Machel and 34 others, including some of his closest aides and advisors, died when the presidential plane, returning from a summit in Zambia, crashed at Mbuzini in South Africa on 19 October 1986.
The cause of the crash has not been officially determined, although circumstantial evidence points to a false navigational beacon placed by the former apartheid regime in South Africa to draw the plane off course.
President Armando Emilio Guebuza, who chaired the Mozambican inquiry in 1986 which did not have full access to materials held by South Africa, said his government will not rest until the circumstances of the death of the country’s first president have been fully clarified.
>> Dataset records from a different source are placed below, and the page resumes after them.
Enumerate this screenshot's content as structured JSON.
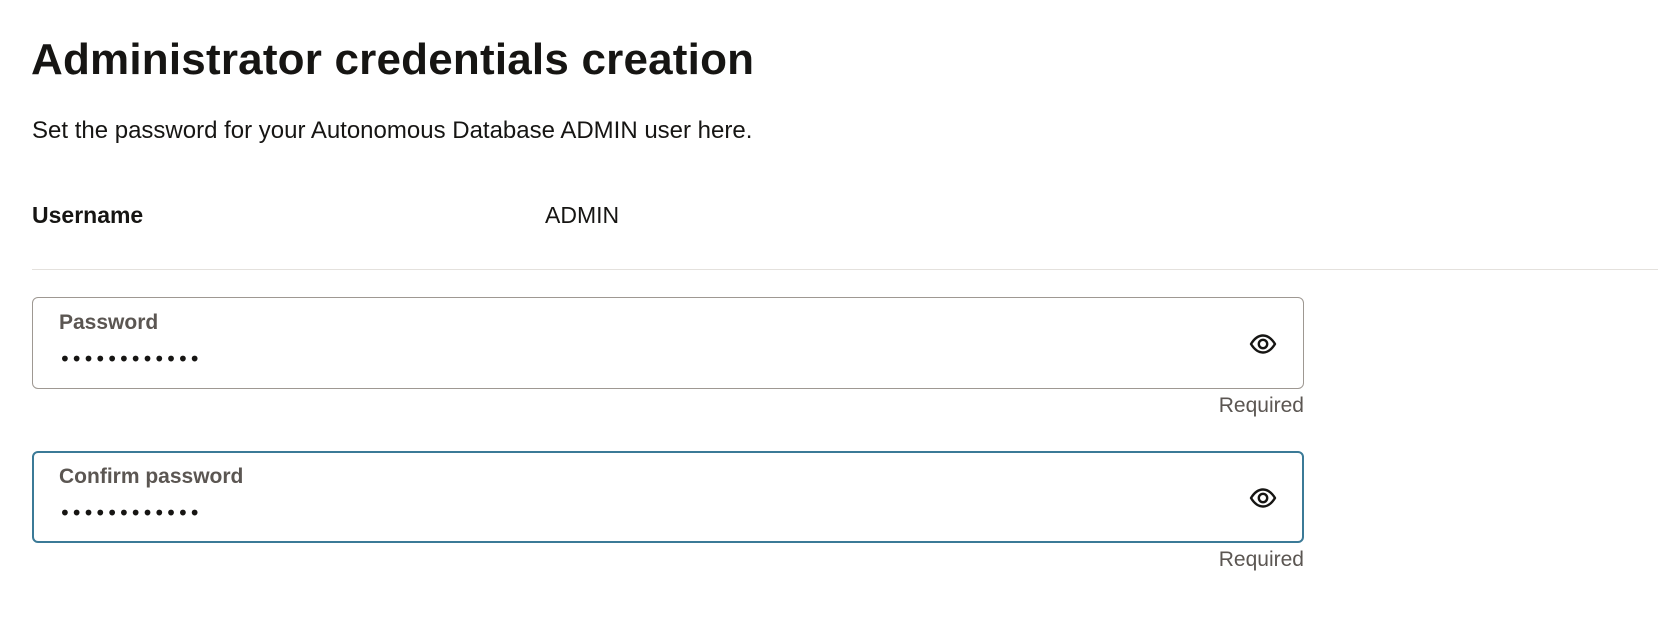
{
  "header": {
    "title": "Administrator credentials creation",
    "description": "Set the password for your Autonomous Database ADMIN user here."
  },
  "username": {
    "label": "Username",
    "value": "ADMIN"
  },
  "password_field": {
    "label": "Password",
    "value": "••••••••••••",
    "helper": "Required",
    "icon": "eye-icon"
  },
  "confirm_field": {
    "label": "Confirm password",
    "value": "••••••••••••",
    "helper": "Required",
    "icon": "eye-icon",
    "focused": true
  },
  "colors": {
    "text": "#161513",
    "muted": "#5b5652",
    "border": "#9e9892",
    "focus_border": "#3b7a97",
    "divider": "#e4e1dd"
  }
}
Unveiling a plaque in memory of Machel, Guebuza described him as “a farsighted leader and a visionary politician.”
He was speaking at ceremonies in the north of the country, in Pemba, to mark Armed Forces Day, the anniversary of the launching on 25 September 1964 of the liberation war to free the country from Portuguese colonial rule.
This year, the date marks the start of a month of commemorations of the 20th anniversary of Machel’s death, including a ceremony at Mbuzini.
The memorial at Mbuzini is perched on an isolated hillside and has, embedded in a cement base, 35 vertical steel pillars, one for each person who died. They cast long shadows over the base, and the wind causes a permanent whispering through small incisions in the pillars.
The monument was designed by well-known Mozambican architect, José Forjaz, who is Director of the Faculty of Architecture at Eduardo Mondlane University in Maputo. Forjaz says the memorial “has a number of meanings – symbolic, aesthetic, and even acoustic…”
Machel was the leader of Frelimo, which toppled the colonial Portuguese administration through guerrilla warfare.
Machel became the first president of Mozambique at independence on 25 June 1975, and his government accommodated liberation fighters from South Africa and Zimbabwe who were still battling to overthrow the apartheid and Rhodesian regimes.